The Reasons Why People Have Urinary Diversions –The Poll Results
I have looked through the internet and have noticed that most sites and documents state 5 main reasons why some people may need a urinary diversion. These are
- Bladder Cancer
- Damage to the nerves that control the bladder (Neurogenic Bladder)
- Birth defects
- Chronic inflammation of the bladder
However, the poll has highlighted that there are many more reasons for a urinary diversion that people may not be aware of. So for this research, I sanctioned the poll across the 'Urostomy Awareness Group' on Facebook. I included as many reasons as I could but if I had missed any out there was an option for them to be added to the poll.
So in total 225 people took part in the poll who have a urinary diversion of some sort! The results were very surprising!
[All Results were taken from a pole on Urostomy Awareness Facebook Page]
Pie Chart and Bar Graph Results From the Poll
The 3 things that surprised me were:
- A number of people that have had urinary diversions due to hospital malpractice were very shocking. My other showgirl Stephie put out a similar poll on another group and she found this was quite high for ileostomies and colostomies as well.
- Again, I didn’t realise that radiotherapy damage would be so high with 10 people. Considering I worked in radiotherapy before I got ill at 21 this resonated with me. I remember we covered long-term damage of radiotherapy but back then I didn’t realise how much some of the damage was when treating a different organ.

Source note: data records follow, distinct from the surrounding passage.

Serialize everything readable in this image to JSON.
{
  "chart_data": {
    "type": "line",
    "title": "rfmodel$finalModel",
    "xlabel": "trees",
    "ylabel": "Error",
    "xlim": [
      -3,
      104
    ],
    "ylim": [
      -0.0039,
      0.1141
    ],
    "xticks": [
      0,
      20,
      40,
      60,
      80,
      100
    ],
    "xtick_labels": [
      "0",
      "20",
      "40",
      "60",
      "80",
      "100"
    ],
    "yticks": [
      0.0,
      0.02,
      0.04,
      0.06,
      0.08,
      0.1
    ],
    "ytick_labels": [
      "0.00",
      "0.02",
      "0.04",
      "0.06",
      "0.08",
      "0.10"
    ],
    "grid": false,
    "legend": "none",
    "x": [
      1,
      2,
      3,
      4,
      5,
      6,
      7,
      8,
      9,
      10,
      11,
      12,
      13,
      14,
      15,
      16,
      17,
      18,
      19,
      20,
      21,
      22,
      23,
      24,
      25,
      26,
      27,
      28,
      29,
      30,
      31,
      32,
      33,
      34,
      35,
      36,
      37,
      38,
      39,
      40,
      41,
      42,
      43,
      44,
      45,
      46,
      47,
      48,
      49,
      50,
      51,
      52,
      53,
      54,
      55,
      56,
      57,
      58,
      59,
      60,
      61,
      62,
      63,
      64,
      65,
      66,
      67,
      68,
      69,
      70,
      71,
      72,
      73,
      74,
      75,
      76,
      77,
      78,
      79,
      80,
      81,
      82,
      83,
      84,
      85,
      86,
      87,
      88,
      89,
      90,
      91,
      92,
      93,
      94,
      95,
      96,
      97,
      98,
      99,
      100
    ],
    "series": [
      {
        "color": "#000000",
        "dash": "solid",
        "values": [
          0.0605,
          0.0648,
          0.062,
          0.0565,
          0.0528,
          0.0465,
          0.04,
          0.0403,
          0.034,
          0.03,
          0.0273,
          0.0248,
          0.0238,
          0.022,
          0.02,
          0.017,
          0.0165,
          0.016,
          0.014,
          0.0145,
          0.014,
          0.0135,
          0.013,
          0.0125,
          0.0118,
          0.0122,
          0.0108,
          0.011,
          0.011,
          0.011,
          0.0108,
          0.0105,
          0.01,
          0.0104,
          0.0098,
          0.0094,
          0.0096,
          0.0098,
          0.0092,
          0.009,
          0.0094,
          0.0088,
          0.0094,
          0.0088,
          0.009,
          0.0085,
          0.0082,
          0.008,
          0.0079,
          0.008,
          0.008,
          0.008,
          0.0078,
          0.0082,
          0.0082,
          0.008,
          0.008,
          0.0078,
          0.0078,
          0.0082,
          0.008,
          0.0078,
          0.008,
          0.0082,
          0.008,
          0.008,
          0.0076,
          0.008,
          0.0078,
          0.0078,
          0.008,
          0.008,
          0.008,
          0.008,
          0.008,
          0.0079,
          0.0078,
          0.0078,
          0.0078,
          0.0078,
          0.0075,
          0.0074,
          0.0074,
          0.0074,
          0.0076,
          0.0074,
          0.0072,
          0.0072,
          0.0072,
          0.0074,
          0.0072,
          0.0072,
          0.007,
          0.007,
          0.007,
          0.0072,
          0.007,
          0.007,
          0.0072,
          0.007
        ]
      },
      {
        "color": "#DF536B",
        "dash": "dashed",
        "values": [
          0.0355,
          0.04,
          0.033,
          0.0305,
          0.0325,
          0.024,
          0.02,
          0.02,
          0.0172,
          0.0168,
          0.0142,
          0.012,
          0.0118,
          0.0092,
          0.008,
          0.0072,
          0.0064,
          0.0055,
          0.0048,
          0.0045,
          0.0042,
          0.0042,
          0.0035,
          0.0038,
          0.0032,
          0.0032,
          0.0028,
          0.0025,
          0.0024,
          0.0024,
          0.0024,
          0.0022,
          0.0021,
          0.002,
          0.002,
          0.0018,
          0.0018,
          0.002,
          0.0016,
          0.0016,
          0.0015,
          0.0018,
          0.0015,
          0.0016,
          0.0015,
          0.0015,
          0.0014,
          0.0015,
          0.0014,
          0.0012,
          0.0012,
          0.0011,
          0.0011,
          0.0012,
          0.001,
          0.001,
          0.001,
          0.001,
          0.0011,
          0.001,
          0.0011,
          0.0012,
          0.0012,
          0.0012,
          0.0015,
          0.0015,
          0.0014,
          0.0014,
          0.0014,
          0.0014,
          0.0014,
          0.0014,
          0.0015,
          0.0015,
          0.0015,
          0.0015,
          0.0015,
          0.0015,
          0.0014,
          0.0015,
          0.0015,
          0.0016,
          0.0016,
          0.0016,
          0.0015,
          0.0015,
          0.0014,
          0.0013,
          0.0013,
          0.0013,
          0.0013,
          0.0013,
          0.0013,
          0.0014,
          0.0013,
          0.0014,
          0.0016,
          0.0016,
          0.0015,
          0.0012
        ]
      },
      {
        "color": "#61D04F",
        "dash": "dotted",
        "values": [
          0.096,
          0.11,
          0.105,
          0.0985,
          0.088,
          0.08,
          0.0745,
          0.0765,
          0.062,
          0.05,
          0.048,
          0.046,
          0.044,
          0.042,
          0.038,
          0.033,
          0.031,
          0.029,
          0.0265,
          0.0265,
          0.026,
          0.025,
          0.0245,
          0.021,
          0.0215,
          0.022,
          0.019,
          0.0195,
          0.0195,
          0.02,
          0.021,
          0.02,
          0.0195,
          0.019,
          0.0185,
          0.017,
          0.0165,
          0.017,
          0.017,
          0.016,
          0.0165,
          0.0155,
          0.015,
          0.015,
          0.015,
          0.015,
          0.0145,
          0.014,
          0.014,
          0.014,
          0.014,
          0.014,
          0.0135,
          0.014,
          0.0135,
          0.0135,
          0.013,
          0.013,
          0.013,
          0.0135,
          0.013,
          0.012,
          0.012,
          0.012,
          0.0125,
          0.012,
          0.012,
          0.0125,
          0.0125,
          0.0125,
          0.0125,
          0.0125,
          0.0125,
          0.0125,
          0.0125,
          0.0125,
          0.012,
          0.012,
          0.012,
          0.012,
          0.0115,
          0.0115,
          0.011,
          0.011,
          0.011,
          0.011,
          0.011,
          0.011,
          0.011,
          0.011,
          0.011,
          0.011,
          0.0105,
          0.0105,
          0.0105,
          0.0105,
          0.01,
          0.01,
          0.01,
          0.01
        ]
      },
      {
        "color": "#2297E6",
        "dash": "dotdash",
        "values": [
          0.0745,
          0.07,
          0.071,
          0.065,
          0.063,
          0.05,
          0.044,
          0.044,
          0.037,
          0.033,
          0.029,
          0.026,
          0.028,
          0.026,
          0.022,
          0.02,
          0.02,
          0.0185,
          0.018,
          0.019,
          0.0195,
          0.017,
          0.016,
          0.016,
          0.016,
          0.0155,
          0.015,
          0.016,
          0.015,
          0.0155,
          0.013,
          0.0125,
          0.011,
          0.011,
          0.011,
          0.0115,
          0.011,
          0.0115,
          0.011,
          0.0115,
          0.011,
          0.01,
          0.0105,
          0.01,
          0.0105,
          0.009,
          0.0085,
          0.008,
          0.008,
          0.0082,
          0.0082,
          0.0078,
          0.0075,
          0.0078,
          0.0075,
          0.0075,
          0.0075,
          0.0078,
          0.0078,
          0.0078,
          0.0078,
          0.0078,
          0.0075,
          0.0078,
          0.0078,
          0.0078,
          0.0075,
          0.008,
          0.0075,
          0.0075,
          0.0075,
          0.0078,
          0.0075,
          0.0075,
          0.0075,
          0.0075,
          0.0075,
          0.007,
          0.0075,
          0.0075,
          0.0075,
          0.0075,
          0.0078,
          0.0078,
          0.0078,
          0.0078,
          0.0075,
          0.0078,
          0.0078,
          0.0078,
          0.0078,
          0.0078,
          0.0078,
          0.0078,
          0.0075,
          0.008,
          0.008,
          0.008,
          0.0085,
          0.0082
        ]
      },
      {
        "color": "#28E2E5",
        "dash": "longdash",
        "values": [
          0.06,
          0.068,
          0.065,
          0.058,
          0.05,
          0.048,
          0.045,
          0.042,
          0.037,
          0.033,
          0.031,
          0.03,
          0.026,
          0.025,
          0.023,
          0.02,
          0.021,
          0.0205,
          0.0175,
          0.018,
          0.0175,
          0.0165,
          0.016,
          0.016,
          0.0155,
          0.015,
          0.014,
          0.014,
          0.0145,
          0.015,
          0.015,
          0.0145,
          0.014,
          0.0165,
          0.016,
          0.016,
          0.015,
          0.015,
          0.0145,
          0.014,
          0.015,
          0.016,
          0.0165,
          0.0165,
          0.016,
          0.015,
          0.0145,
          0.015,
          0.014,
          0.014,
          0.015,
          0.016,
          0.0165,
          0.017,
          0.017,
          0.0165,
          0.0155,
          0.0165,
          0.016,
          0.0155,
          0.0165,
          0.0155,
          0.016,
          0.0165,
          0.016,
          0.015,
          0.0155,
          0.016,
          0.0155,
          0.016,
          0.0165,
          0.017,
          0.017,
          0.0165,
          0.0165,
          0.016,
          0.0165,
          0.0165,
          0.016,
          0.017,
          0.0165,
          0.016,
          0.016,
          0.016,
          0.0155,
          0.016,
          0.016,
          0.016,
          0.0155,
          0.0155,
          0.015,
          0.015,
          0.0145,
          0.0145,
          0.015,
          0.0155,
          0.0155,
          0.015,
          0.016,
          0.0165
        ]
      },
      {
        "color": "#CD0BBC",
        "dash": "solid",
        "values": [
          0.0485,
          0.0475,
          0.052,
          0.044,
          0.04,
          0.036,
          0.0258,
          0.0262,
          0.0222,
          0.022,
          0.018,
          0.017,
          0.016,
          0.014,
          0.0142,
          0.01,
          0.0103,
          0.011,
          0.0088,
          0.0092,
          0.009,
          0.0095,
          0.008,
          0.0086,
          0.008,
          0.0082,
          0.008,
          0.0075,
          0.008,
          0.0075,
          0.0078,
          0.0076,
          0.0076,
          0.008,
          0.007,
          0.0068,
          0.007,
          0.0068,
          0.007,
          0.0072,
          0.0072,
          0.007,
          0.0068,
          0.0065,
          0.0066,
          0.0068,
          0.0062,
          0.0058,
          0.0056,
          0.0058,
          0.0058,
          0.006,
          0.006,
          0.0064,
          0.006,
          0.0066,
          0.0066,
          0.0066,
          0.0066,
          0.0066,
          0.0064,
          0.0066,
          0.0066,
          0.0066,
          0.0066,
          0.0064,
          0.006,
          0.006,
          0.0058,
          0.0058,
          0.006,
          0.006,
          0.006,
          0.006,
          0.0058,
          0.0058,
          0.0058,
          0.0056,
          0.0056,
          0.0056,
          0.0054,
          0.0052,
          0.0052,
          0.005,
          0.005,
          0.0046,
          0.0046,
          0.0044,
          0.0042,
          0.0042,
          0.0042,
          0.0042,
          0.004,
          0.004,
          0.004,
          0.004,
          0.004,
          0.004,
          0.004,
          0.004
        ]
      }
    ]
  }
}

- Interstitial Cystitis was the 2nd highest reason with 32 people, making up 14.2% behind Cancer at 40.8% I was surprised that more people with urinary diversions had them for IC compared to birth defects which came in 3rd with 28 people out of 225 making up 12.4%
These figures were interesting and personally, I would love to see a bigger research project cover this subject across the board! There are figures I read once that 80% of urinary diversions were due to Cancer. This small poll has shown that that figure may not be as high because it seems that the other reasons for urinary diversions are increasing. Figures show that IC, Fowlers syndrome, overactive bladder and neurogenic bladder are on the increase and hence more people are in need of a temporary or permanent urinary diversion.
To help with raising awareness of all types of urinary diversion there must be MORE RESEARCH regarding AETIOLOGY (Causes of...) people requiring this type of surgery.